Sweet! LeCorbusier – Mill Owners Building, Ahmedabad
Google and Apple and Facebook have all hired starchitects to design them wacky new buildings that will SYMBOLIZE their technology, but I think it is much more interesting to look at the buildings that birthed and nurtured this technology – because they are historic warehouses and loft buildings. Long life loose fit. New ideas need old buildings.
Firefox building on the Embarcadero, San Francisco
Headquarters for a variety of tech companies, San Francisco 2015
It seems to me the use of buildings – in time and space – is the key to a sustainable built future, Facades always were a kind of advertisement, a signifier, of dignity or permanence or comfort or desire. Maybe the 19th century split between architecture and engineering is an ongoing battle between space we need to occupy and do things in and symbols we want to create on the landscape.
Gothic, Classical – this one has it all. But it really doesn’t SAY Unitarian…..
I have been having many discussions about the future of the National Register of Historic Places, which will be 50 years old next year. One of the challenges, which I wrote about in connection to the need to make the National Register reflect the diversity of the American experience, is to get beyond the focus on facades, which still dominates our review of potential landmark buildings and districts. While this makes sense for those buildings nominated under Criterion C for architecture, it cannot be supported at the same level of formal scrutiny when you are dealing with sites significant for Criterion A (history) or Criterion B (famous people). That significance may be interior, and it is inherently related to use, not form.

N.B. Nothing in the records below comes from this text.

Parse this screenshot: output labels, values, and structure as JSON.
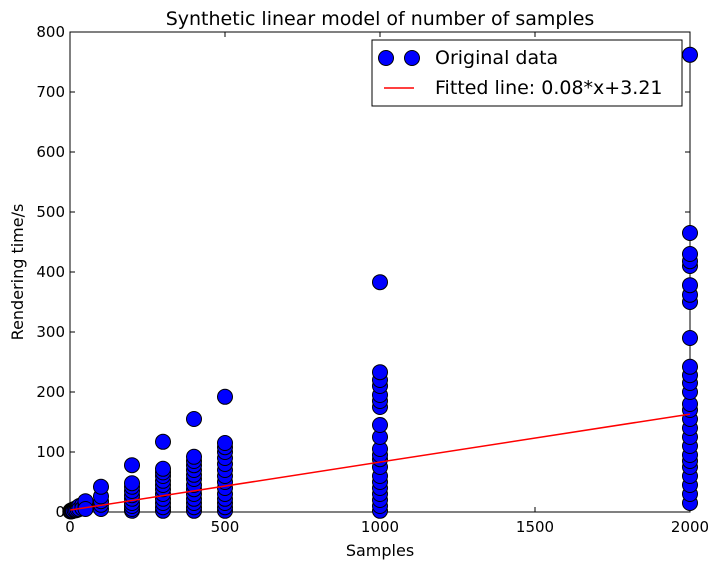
{
  "chart_data": {
    "type": "scatter",
    "title": "Synthetic linear model of number of samples",
    "xlabel": "Samples",
    "ylabel": "Rendering time/s",
    "xlim": [
      0,
      2000
    ],
    "ylim": [
      0,
      800
    ],
    "x_ticks": [
      0,
      500,
      1000,
      1500,
      2000
    ],
    "y_ticks": [
      0,
      100,
      200,
      300,
      400,
      500,
      600,
      700,
      800
    ],
    "grid": false,
    "legend_position": "top-right",
    "colors": {
      "points": "#0000ff",
      "line": "#ff0000"
    },
    "series": [
      {
        "name": "Original data",
        "kind": "scatter",
        "points": [
          [
            1,
            1
          ],
          [
            2,
            2
          ],
          [
            3,
            1
          ],
          [
            5,
            3
          ],
          [
            5,
            1
          ],
          [
            8,
            2
          ],
          [
            10,
            4
          ],
          [
            10,
            2
          ],
          [
            15,
            5
          ],
          [
            15,
            3
          ],
          [
            20,
            6
          ],
          [
            20,
            3
          ],
          [
            25,
            8
          ],
          [
            25,
            4
          ],
          [
            30,
            10
          ],
          [
            30,
            5
          ],
          [
            40,
            12
          ],
          [
            40,
            6
          ],
          [
            50,
            15
          ],
          [
            50,
            8
          ],
          [
            50,
            18
          ],
          [
            50,
            5
          ],
          [
            100,
            5
          ],
          [
            100,
            12
          ],
          [
            100,
            18
          ],
          [
            100,
            26
          ],
          [
            100,
            42
          ],
          [
            200,
            2
          ],
          [
            200,
            5
          ],
          [
            200,
            10
          ],
          [
            200,
            15
          ],
          [
            200,
            22
          ],
          [
            200,
            28
          ],
          [
            200,
            35
          ],
          [
            200,
            42
          ],
          [
            200,
            48
          ],
          [
            200,
            78
          ],
          [
            300,
            2
          ],
          [
            300,
            8
          ],
          [
            300,
            15
          ],
          [
            300,
            22
          ],
          [
            300,
            30
          ],
          [
            300,
            38
          ],
          [
            300,
            45
          ],
          [
            300,
            52
          ],
          [
            300,
            60
          ],
          [
            300,
            66
          ],
          [
            300,
            72
          ],
          [
            300,
            117
          ],
          [
            400,
            2
          ],
          [
            400,
            8
          ],
          [
            400,
            15
          ],
          [
            400,
            22
          ],
          [
            400,
            30
          ],
          [
            400,
            38
          ],
          [
            400,
            45
          ],
          [
            400,
            55
          ],
          [
            400,
            62
          ],
          [
            400,
            70
          ],
          [
            400,
            78
          ],
          [
            400,
            85
          ],
          [
            400,
            92
          ],
          [
            400,
            155
          ],
          [
            500,
            2
          ],
          [
            500,
            8
          ],
          [
            500,
            15
          ],
          [
            500,
            22
          ],
          [
            500,
            30
          ],
          [
            500,
            40
          ],
          [
            500,
            50
          ],
          [
            500,
            60
          ],
          [
            500,
            70
          ],
          [
            500,
            80
          ],
          [
            500,
            90
          ],
          [
            500,
            100
          ],
          [
            500,
            108
          ],
          [
            500,
            115
          ],
          [
            500,
            192
          ],
          [
            1000,
            2
          ],
          [
            1000,
            10
          ],
          [
            1000,
            20
          ],
          [
            1000,
            30
          ],
          [
            1000,
            40
          ],
          [
            1000,
            50
          ],
          [
            1000,
            60
          ],
          [
            1000,
            75
          ],
          [
            1000,
            88
          ],
          [
            1000,
            95
          ],
          [
            1000,
            105
          ],
          [
            1000,
            125
          ],
          [
            1000,
            145
          ],
          [
            1000,
            175
          ],
          [
            1000,
            185
          ],
          [
            1000,
            195
          ],
          [
            1000,
            210
          ],
          [
            1000,
            220
          ],
          [
            1000,
            233
          ],
          [
            1000,
            383
          ],
          [
            2000,
            15
          ],
          [
            2000,
            30
          ],
          [
            2000,
            45
          ],
          [
            2000,
            60
          ],
          [
            2000,
            75
          ],
          [
            2000,
            85
          ],
          [
            2000,
            95
          ],
          [
            2000,
            110
          ],
          [
            2000,
            125
          ],
          [
            2000,
            140
          ],
          [
            2000,
            155
          ],
          [
            2000,
            170
          ],
          [
            2000,
            180
          ],
          [
            2000,
            200
          ],
          [
            2000,
            215
          ],
          [
            2000,
            228
          ],
          [
            2000,
            242
          ],
          [
            2000,
            290
          ],
          [
            2000,
            350
          ],
          [
            2000,
            362
          ],
          [
            2000,
            378
          ],
          [
            2000,
            410
          ],
          [
            2000,
            418
          ],
          [
            2000,
            430
          ],
          [
            2000,
            465
          ],
          [
            2000,
            762
          ]
        ]
      },
      {
        "name": "Fitted line: 0.08*x+3.21",
        "kind": "line",
        "slope": 0.08,
        "intercept": 3.21,
        "x_range": [
          1,
          2000
        ]
      }
    ]
  }
}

The barn where legendary horse Man O’ War lived, near Lexington Kentucky.
If these musings prove true, the multiplicity of meanings embodied in historic significance will be embodied in spaces that were used in multiple ways by multiple agents, lending over time a multiplicity of significations. This will take us farther from the facade, or the facade will become – as it in in the Manek Chowk or Piazza Navona – an interior wall, a backdrop for actions that will resonate in that wall over time.
this place matters
As we slide into the Über future we should also take with us the other great lesson of preservation: how to make good buildings. We save them because they CAN be saved, because they have sufficient inherent resiliency to be repurposed. Indeed, preservation of old buildings, site and structures is all about resiliency. So when our 21st century shared space economy gets in full swing – remember where it started: with old buildings.
Its an asset, a resource, a performer that beats any new building by 48 truckloads of debris.
FYI last one is a totally altered 1880s cottage where Walter Burley Griffin and Marion Mahoney lived when they first married. You should see the amazing fireplaces they designed on the inside. Oh, and she lived there in the 1940s after Walter died and she was compiling Magic In America. So there.